Michel walked by and slapped him on the butt, “I haven’t seen you do stuff like this lately,” she beamed, “Good job, Steve-O.”

An esteemed doctor had recently speculated he might have another 18 months on his feet and that he shouldn’t be a wallflower. In essence, he should rage against the dying of the light. So here was Steve Gleason, with his leg shaking involuntarily, on the top of the grill and he reaches to finish washing the window…

…and he SLIPS.

Oh No!

As he started to fall he grabbed the grill with his hands, which started to somehow propel his legs down and under, toward the undercarriage of The Horse. If he continued, when his ribs and face hit the front of the grill, he would have released his hands and landed on the back of his skull.

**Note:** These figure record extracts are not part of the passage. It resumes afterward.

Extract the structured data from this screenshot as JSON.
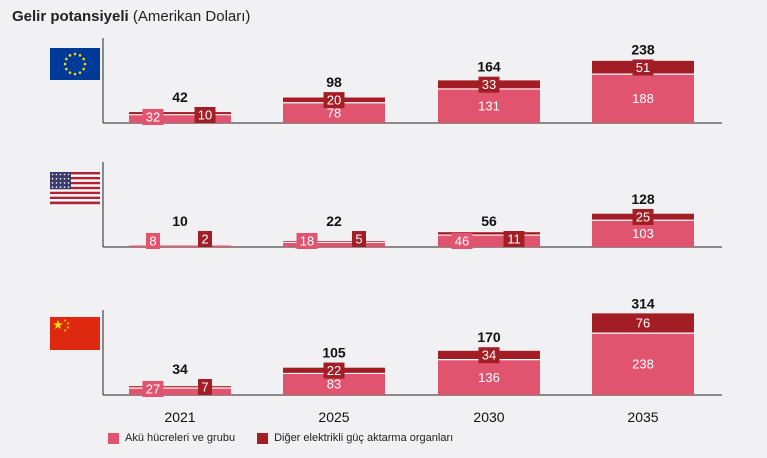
{
  "title": {
    "bold": "Gelir potansiyeli",
    "rest": "(Amerikan Doları)"
  },
  "colors": {
    "cells": "#e05470",
    "other": "#a31e24",
    "background": "#f1f1f3"
  },
  "chart_data": {
    "type": "bar",
    "stacked": true,
    "categories": [
      "2021",
      "2025",
      "2030",
      "2035"
    ],
    "panels": [
      {
        "region": "eu-flag",
        "totals": [
          "42",
          "98",
          "164",
          "238"
        ],
        "series": [
          {
            "name": "Akü hücreleri ve grubu",
            "values": [
              32,
              78,
              131,
              188
            ]
          },
          {
            "name": "Diğer elektrikli güç aktarma organları",
            "values": [
              10,
              20,
              33,
              51
            ]
          }
        ]
      },
      {
        "region": "us-flag",
        "totals": [
          "10",
          "22",
          "56",
          "128"
        ],
        "series": [
          {
            "name": "Akü hücreleri ve grubu",
            "values": [
              8,
              18,
              46,
              103
            ]
          },
          {
            "name": "Diğer elektrikli güç aktarma organları",
            "values": [
              2,
              5,
              11,
              25
            ]
          }
        ]
      },
      {
        "region": "china-flag",
        "totals": [
          "34",
          "105",
          "170",
          "314"
        ],
        "series": [
          {
            "name": "Akü hücreleri ve grubu",
            "values": [
              27,
              83,
              136,
              238
            ]
          },
          {
            "name": "Diğer elektrikli güç aktarma organları",
            "values": [
              7,
              22,
              34,
              76
            ]
          }
        ]
      }
    ],
    "legend": [
      "Akü hücreleri ve grubu",
      "Diğer elektrikli güç aktarma organları"
    ],
    "legend_position": "bottom-left",
    "grid": false
  }
}
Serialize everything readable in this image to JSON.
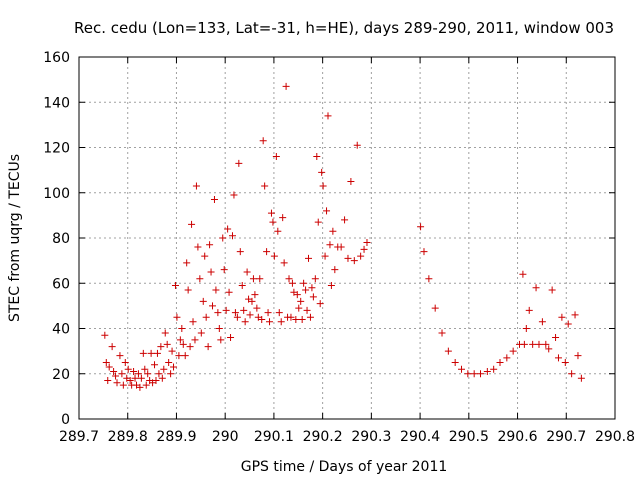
{
  "chart_data": {
    "type": "scatter",
    "title": "Rec. cedu (Lon=133, Lat=-31, h=HE), days 289-290, 2011, window 003",
    "xlabel": "GPS time / Days of year 2011",
    "ylabel": "STEC from uqrg / TECUs",
    "xlim": [
      289.7,
      290.8
    ],
    "ylim": [
      0,
      160
    ],
    "xticks": [
      "289.7",
      "289.8",
      "289.9",
      "290",
      "290.1",
      "290.2",
      "290.3",
      "290.4",
      "290.5",
      "290.6",
      "290.7",
      "290.8"
    ],
    "yticks": [
      "0",
      "20",
      "40",
      "60",
      "80",
      "100",
      "120",
      "140",
      "160"
    ],
    "grid": true,
    "marker": "plus",
    "color": "#cc0000",
    "series": [
      {
        "points": [
          [
            289.753,
            37
          ],
          [
            289.756,
            25
          ],
          [
            289.759,
            17
          ],
          [
            289.762,
            23
          ],
          [
            289.768,
            32
          ],
          [
            289.771,
            21
          ],
          [
            289.775,
            19
          ],
          [
            289.778,
            16
          ],
          [
            289.784,
            28
          ],
          [
            289.788,
            20
          ],
          [
            289.791,
            15
          ],
          [
            289.795,
            25
          ],
          [
            289.798,
            18
          ],
          [
            289.801,
            22
          ],
          [
            289.805,
            17
          ],
          [
            289.808,
            15
          ],
          [
            289.812,
            21
          ],
          [
            289.815,
            18
          ],
          [
            289.818,
            15
          ],
          [
            289.822,
            20
          ],
          [
            289.825,
            14
          ],
          [
            289.828,
            18
          ],
          [
            289.832,
            29
          ],
          [
            289.835,
            22
          ],
          [
            289.838,
            15
          ],
          [
            289.841,
            20
          ],
          [
            289.845,
            17
          ],
          [
            289.848,
            29
          ],
          [
            289.851,
            16
          ],
          [
            289.855,
            24
          ],
          [
            289.858,
            17
          ],
          [
            289.861,
            29
          ],
          [
            289.864,
            20
          ],
          [
            289.868,
            32
          ],
          [
            289.871,
            18
          ],
          [
            289.874,
            22
          ],
          [
            289.877,
            38
          ],
          [
            289.881,
            33
          ],
          [
            289.884,
            25
          ],
          [
            289.888,
            20
          ],
          [
            289.891,
            30
          ],
          [
            289.894,
            23
          ],
          [
            289.898,
            59
          ],
          [
            289.901,
            45
          ],
          [
            289.905,
            28
          ],
          [
            289.908,
            35
          ],
          [
            289.911,
            40
          ],
          [
            289.914,
            33
          ],
          [
            289.918,
            28
          ],
          [
            289.921,
            69
          ],
          [
            289.924,
            57
          ],
          [
            289.928,
            32
          ],
          [
            289.931,
            86
          ],
          [
            289.934,
            43
          ],
          [
            289.938,
            35
          ],
          [
            289.941,
            103
          ],
          [
            289.944,
            76
          ],
          [
            289.948,
            62
          ],
          [
            289.951,
            38
          ],
          [
            289.955,
            52
          ],
          [
            289.958,
            72
          ],
          [
            289.961,
            45
          ],
          [
            289.965,
            32
          ],
          [
            289.968,
            77
          ],
          [
            289.971,
            65
          ],
          [
            289.974,
            50
          ],
          [
            289.978,
            97
          ],
          [
            289.981,
            57
          ],
          [
            289.985,
            47
          ],
          [
            289.988,
            40
          ],
          [
            289.991,
            35
          ],
          [
            289.995,
            80
          ],
          [
            289.998,
            66
          ],
          [
            290.002,
            48
          ],
          [
            290.005,
            84
          ],
          [
            290.008,
            56
          ],
          [
            290.011,
            36
          ],
          [
            290.015,
            81
          ],
          [
            290.018,
            99
          ],
          [
            290.021,
            47
          ],
          [
            290.025,
            45
          ],
          [
            290.028,
            113
          ],
          [
            290.031,
            74
          ],
          [
            290.035,
            59
          ],
          [
            290.038,
            48
          ],
          [
            290.041,
            43
          ],
          [
            290.045,
            65
          ],
          [
            290.048,
            53
          ],
          [
            290.051,
            46
          ],
          [
            290.055,
            52
          ],
          [
            290.058,
            62
          ],
          [
            290.061,
            55
          ],
          [
            290.065,
            49
          ],
          [
            290.068,
            45
          ],
          [
            290.071,
            62
          ],
          [
            290.075,
            44
          ],
          [
            290.078,
            123
          ],
          [
            290.081,
            103
          ],
          [
            290.085,
            74
          ],
          [
            290.088,
            47
          ],
          [
            290.091,
            43
          ],
          [
            290.095,
            91
          ],
          [
            290.098,
            87
          ],
          [
            290.101,
            72
          ],
          [
            290.105,
            116
          ],
          [
            290.108,
            83
          ],
          [
            290.111,
            47
          ],
          [
            290.115,
            43
          ],
          [
            290.118,
            89
          ],
          [
            290.121,
            69
          ],
          [
            290.125,
            147
          ],
          [
            290.128,
            45
          ],
          [
            290.131,
            62
          ],
          [
            290.135,
            45
          ],
          [
            290.138,
            60
          ],
          [
            290.141,
            56
          ],
          [
            290.145,
            44
          ],
          [
            290.148,
            55
          ],
          [
            290.151,
            49
          ],
          [
            290.155,
            52
          ],
          [
            290.158,
            44
          ],
          [
            290.161,
            60
          ],
          [
            290.165,
            57
          ],
          [
            290.168,
            48
          ],
          [
            290.171,
            71
          ],
          [
            290.175,
            45
          ],
          [
            290.178,
            58
          ],
          [
            290.181,
            54
          ],
          [
            290.185,
            62
          ],
          [
            290.188,
            116
          ],
          [
            290.191,
            87
          ],
          [
            290.195,
            51
          ],
          [
            290.198,
            109
          ],
          [
            290.201,
            103
          ],
          [
            290.205,
            72
          ],
          [
            290.208,
            92
          ],
          [
            290.211,
            134
          ],
          [
            290.215,
            77
          ],
          [
            290.218,
            59
          ],
          [
            290.221,
            83
          ],
          [
            290.225,
            66
          ],
          [
            290.231,
            76
          ],
          [
            290.238,
            76
          ],
          [
            290.245,
            88
          ],
          [
            290.252,
            71
          ],
          [
            290.258,
            105
          ],
          [
            290.265,
            70
          ],
          [
            290.271,
            121
          ],
          [
            290.278,
            72
          ],
          [
            290.285,
            75
          ],
          [
            290.291,
            78
          ],
          [
            290.401,
            85
          ],
          [
            290.408,
            74
          ],
          [
            290.418,
            62
          ],
          [
            290.431,
            49
          ],
          [
            290.445,
            38
          ],
          [
            290.458,
            30
          ],
          [
            290.472,
            25
          ],
          [
            290.485,
            22
          ],
          [
            290.498,
            20
          ],
          [
            290.511,
            20
          ],
          [
            290.524,
            20
          ],
          [
            290.538,
            21
          ],
          [
            290.551,
            22
          ],
          [
            290.564,
            25
          ],
          [
            290.578,
            27
          ],
          [
            290.591,
            30
          ],
          [
            290.604,
            33
          ],
          [
            290.611,
            64
          ],
          [
            290.614,
            33
          ],
          [
            290.618,
            40
          ],
          [
            290.624,
            48
          ],
          [
            290.631,
            33
          ],
          [
            290.638,
            58
          ],
          [
            290.644,
            33
          ],
          [
            290.651,
            43
          ],
          [
            290.658,
            33
          ],
          [
            290.664,
            31
          ],
          [
            290.671,
            57
          ],
          [
            290.678,
            36
          ],
          [
            290.684,
            27
          ],
          [
            290.691,
            45
          ],
          [
            290.698,
            25
          ],
          [
            290.704,
            42
          ],
          [
            290.711,
            20
          ],
          [
            290.718,
            46
          ],
          [
            290.724,
            28
          ],
          [
            290.731,
            18
          ]
        ]
      }
    ]
  }
}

When athletes talk about being “in the zone,” I tune out because it sounds cliche and ordinary. But when they talk about the specifics of how they visualize performance, I’ve always found that intriguing. Standing behind Steve-O, a couple minutes earlier, I imagined what I would do, if he fell. When his first leg slipped, I moved slightly to my left, to get directly behind him. Simultaneously, I threw my arms down and forward, almost like when a male cheerleader catches a female coming off the pyramid, except I was lurching forward and curling my back down at the same time. It was like a martial art, I had no idea I possessed. My arms slung right under his armpits and fit snugly just past the forearm. And with the soundtrack of the Bionic Man, Steve Austin, playing in my head, I held without giving an inch–just locked in.

He never hit the ground.

“Thanks Fly.” Steve-O said matter-of-factly as he tilted his head up and smiled at me like a sweet little kid, who did something he probably shouldn’t have.

In that moment I felt like the prodigal son of Edwin Moses and Reggie Jackson.